Microsoft is set to spend US$15 billion on cloud computing data centres this year, up from US$8 billion last year, building new facilities on average at a rate of one per week.
That was just a few of the mind boggling statistics that Microsoft East Region Vice President Karen Del Vescovo shared Tuesday US time with 150 IT leaders at cloud computing superstar solution provider GreenPages' 20th annual Cloudscape Summit at Portsmouth, USA.
Microsoft chief financial officer Amy Hood will effectively "write a US$15 billion cheque" for the cloud data centres that Microsoft will build this year, said Del Vescovo.
"Not many CFOs get to do that," she said. "That is pretty impressive. She is well aligned with (Microsoft CEO) Satya (Nadella) on how we are going to continue to build this vision out."
Microsoft now has more global data regions than any other provider with 34 data centres around the globe, more than double Amazon Web Services and Google combined, said Del Vescovo. "We are continuing to build out data centres, maintaining this hyper-scale capacity as we move forward," she said.
There are now 1.6 million SQL databases running on Azure; 2 trillion messages per month processed by Azure Internet of Things platform; 777 trillion storage transactions per day, with over 500 million users now in Azure active directory, said Del Vescovo.
Microsoft is adding on average over 120,000 Azure subscribers per month, up from just 60,000 per month, said Del Vescovo, with 40 percent of Microsoft's sales now coming from startups and ISVs, said Del Vescovo.
"You should feel some sense of anxiety if you are not already getting there because everybody else is rushing to really disrupt your industry," she told IT leaders.
Over 85 percent of the Fortune 500 use Microsoft cloud products with more than 60 percent of them using more than three cloud products from the company, said Del Vescovo.
Microsoft is now a leader in 17 of the Gartner Data Center magic quadrants compared with six for Salesforce.com, three for Amazon Web Services, and one for Google, said Del Vescovo.

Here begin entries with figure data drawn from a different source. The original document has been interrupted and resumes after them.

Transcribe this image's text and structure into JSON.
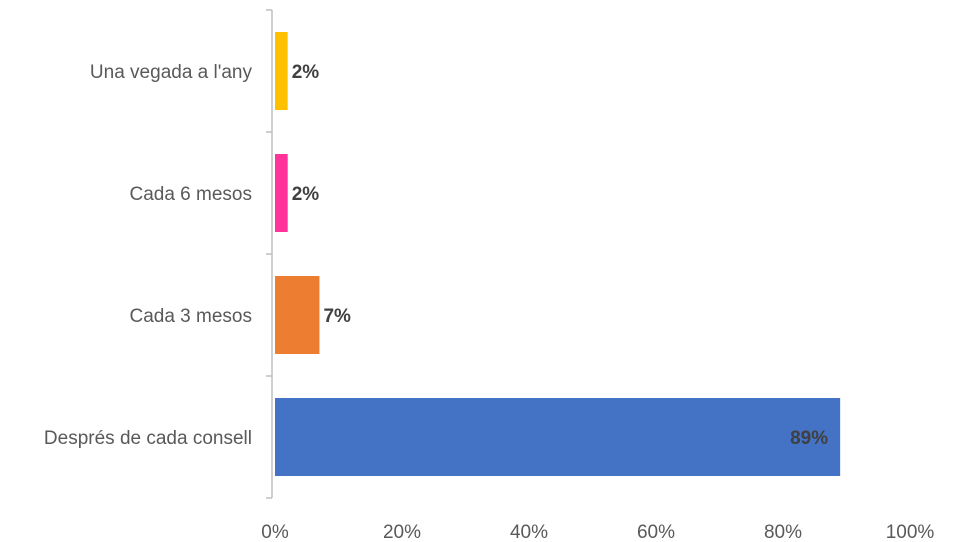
{
  "chart_data": {
    "type": "bar",
    "orientation": "horizontal",
    "categories": [
      "Una vegada a l'any",
      "Cada 6 mesos",
      "Cada 3 mesos",
      "Després de cada consell"
    ],
    "values": [
      2,
      2,
      7,
      89
    ],
    "data_labels": [
      "2%",
      "2%",
      "7%",
      "89%"
    ],
    "colors": [
      "#FFC000",
      "#FF3399",
      "#ED7D31",
      "#4472C4"
    ],
    "xlim": [
      0,
      100
    ],
    "x_ticks": [
      0,
      20,
      40,
      60,
      80,
      100
    ],
    "x_tick_labels": [
      "0%",
      "20%",
      "40%",
      "60%",
      "80%",
      "100%"
    ],
    "grid": false,
    "legend": "none"
  }
}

Del Vescovo praised Nadella, who took the helm at the company in February 2014, for driving a cultural change that has powered Microsoft's cloud computing growth.
Nadella has done a "masterful job" of driving a cultural transformation eliminating silos and business groups that created a lot of competition internally, said Del Vescovo.
"He has really broken that down so that we can optimise all the resources across the organisation and really bring solutions to life regardless of what business group they come from," she said.